South Carolina is reporting 36% of Covid-19 cases are African American, compared with 56% white. Those numbers appear to be based on about 1,000 cases, less than half of the state’s current coronavirus tally of 2,417.
Midwestern cities including Detroit, Chicago and Milwaukee are also reporting an increasing imbalance.
Detroit, which is almost 80% black, has the most concentrated coronavirus cases in the state of Michigan. The death rate in the city accounts for 40% of overall deaths in the state.
In Chicago, which is 30% black, black Americans account for 70% of all coronavirus cases in the city and more than half of the state’s deaths. “We know all too well that there are general disparities in health outcomes that play along racial lines and the same may be true for this virus,” said Ngozi Esike, director of the Illinois department of public health.
In Wisconsin, more than half of the state’s 86 confirmed deaths are in the city of Milwaukee. Limited testing and slow public outreach resulted in the number of cases in the city jumping from just one to more than 350 in less than two weeks.
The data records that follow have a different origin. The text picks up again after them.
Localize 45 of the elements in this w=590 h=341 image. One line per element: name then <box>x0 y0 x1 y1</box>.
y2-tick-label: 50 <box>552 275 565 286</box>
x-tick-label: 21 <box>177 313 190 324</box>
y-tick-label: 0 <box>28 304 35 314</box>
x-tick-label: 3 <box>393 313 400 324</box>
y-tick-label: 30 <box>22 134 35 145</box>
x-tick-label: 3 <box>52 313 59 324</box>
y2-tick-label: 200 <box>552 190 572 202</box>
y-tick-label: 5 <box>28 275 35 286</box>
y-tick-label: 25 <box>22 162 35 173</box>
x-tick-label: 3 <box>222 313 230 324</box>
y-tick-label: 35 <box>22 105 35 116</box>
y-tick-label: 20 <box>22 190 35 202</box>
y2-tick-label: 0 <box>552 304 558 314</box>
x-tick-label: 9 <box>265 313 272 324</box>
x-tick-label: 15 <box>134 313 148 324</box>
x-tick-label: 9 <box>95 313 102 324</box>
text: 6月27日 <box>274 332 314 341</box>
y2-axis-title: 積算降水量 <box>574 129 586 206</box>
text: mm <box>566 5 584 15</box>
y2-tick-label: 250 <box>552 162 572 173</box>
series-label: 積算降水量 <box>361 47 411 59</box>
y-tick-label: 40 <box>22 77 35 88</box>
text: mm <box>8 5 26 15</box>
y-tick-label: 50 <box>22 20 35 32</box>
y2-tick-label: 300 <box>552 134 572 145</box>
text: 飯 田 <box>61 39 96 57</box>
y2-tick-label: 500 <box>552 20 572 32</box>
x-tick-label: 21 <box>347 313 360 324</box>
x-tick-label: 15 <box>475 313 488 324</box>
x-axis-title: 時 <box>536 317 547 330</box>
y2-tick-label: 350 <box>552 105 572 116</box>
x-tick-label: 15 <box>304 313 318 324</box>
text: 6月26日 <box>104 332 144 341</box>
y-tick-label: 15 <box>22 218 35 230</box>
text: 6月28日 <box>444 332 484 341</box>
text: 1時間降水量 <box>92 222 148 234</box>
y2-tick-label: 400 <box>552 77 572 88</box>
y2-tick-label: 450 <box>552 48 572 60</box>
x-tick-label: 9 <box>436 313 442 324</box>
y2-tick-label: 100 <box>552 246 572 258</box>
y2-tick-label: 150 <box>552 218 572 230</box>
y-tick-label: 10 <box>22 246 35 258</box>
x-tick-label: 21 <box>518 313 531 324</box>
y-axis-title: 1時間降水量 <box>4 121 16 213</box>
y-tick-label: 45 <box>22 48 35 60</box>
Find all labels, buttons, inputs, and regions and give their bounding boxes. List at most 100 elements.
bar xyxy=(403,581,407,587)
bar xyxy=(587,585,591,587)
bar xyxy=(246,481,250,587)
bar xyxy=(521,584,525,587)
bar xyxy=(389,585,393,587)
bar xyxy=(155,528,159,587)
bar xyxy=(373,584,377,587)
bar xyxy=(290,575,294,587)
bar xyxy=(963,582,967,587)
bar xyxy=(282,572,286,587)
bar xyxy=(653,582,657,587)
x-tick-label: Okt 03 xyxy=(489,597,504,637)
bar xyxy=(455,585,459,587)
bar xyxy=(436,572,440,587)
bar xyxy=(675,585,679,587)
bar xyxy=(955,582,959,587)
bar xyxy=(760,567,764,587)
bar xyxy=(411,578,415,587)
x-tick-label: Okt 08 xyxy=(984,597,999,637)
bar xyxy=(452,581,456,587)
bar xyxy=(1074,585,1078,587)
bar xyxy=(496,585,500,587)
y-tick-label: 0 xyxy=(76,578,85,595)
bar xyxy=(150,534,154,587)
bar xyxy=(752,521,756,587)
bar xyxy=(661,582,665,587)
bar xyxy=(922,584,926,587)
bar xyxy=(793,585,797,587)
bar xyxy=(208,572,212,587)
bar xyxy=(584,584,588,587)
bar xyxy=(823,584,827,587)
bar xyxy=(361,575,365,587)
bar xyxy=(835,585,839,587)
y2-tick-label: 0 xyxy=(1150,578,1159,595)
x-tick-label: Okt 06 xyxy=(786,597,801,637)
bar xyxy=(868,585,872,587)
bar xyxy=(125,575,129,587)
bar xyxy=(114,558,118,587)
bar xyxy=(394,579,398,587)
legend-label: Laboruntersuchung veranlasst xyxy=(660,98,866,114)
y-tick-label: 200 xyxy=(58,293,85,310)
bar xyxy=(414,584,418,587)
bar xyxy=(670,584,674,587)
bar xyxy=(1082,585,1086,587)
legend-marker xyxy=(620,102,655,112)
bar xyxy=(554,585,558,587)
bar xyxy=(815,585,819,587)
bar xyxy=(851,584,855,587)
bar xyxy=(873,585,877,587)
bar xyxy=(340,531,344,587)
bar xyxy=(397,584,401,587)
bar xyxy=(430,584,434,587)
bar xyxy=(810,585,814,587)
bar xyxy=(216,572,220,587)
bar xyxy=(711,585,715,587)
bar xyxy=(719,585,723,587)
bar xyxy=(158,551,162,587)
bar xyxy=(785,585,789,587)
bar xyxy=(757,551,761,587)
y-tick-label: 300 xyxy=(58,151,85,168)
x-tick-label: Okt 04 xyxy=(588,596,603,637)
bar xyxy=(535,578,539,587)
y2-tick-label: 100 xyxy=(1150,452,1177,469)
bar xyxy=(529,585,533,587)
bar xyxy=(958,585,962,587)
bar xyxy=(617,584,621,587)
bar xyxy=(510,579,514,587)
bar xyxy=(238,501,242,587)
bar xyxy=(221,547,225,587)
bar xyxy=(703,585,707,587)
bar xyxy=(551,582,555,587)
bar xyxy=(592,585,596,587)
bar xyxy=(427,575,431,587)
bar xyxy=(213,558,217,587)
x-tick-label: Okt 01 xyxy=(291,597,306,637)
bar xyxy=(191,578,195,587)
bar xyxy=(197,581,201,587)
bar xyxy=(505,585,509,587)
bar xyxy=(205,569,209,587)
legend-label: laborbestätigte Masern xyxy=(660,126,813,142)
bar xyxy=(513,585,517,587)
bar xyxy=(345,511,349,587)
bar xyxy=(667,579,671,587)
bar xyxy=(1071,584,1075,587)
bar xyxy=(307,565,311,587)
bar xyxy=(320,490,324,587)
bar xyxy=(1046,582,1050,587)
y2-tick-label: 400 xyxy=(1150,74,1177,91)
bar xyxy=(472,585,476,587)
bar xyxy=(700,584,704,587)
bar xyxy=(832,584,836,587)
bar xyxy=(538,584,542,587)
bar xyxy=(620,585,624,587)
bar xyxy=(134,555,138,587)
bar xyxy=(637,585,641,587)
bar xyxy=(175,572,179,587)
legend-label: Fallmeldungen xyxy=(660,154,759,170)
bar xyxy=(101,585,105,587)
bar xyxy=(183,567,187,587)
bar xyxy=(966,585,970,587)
Health officials said the virus was probably introduced to the city after its first infected resident came in contact with someone from an affluent, white suburb nearby.
The state representative David Bowen, who is black, explained, “When white communities get sick, we in the black community are threatened to die from the same sickness, with lack of healthcare often leaving us to self-diagnose,” he said.
African Americans face a higher risk of exposure to the virus, mostly on account of concentrating in urban areas and working in essential industries. Only 20% of black workers reported being eligible to work from home, compared with about 30% of their white counterparts, according to the Economic Policy Institute.
The virus has killed a high number of older black men because of this, though there have also been outbreaks among women and young African Americans in the south.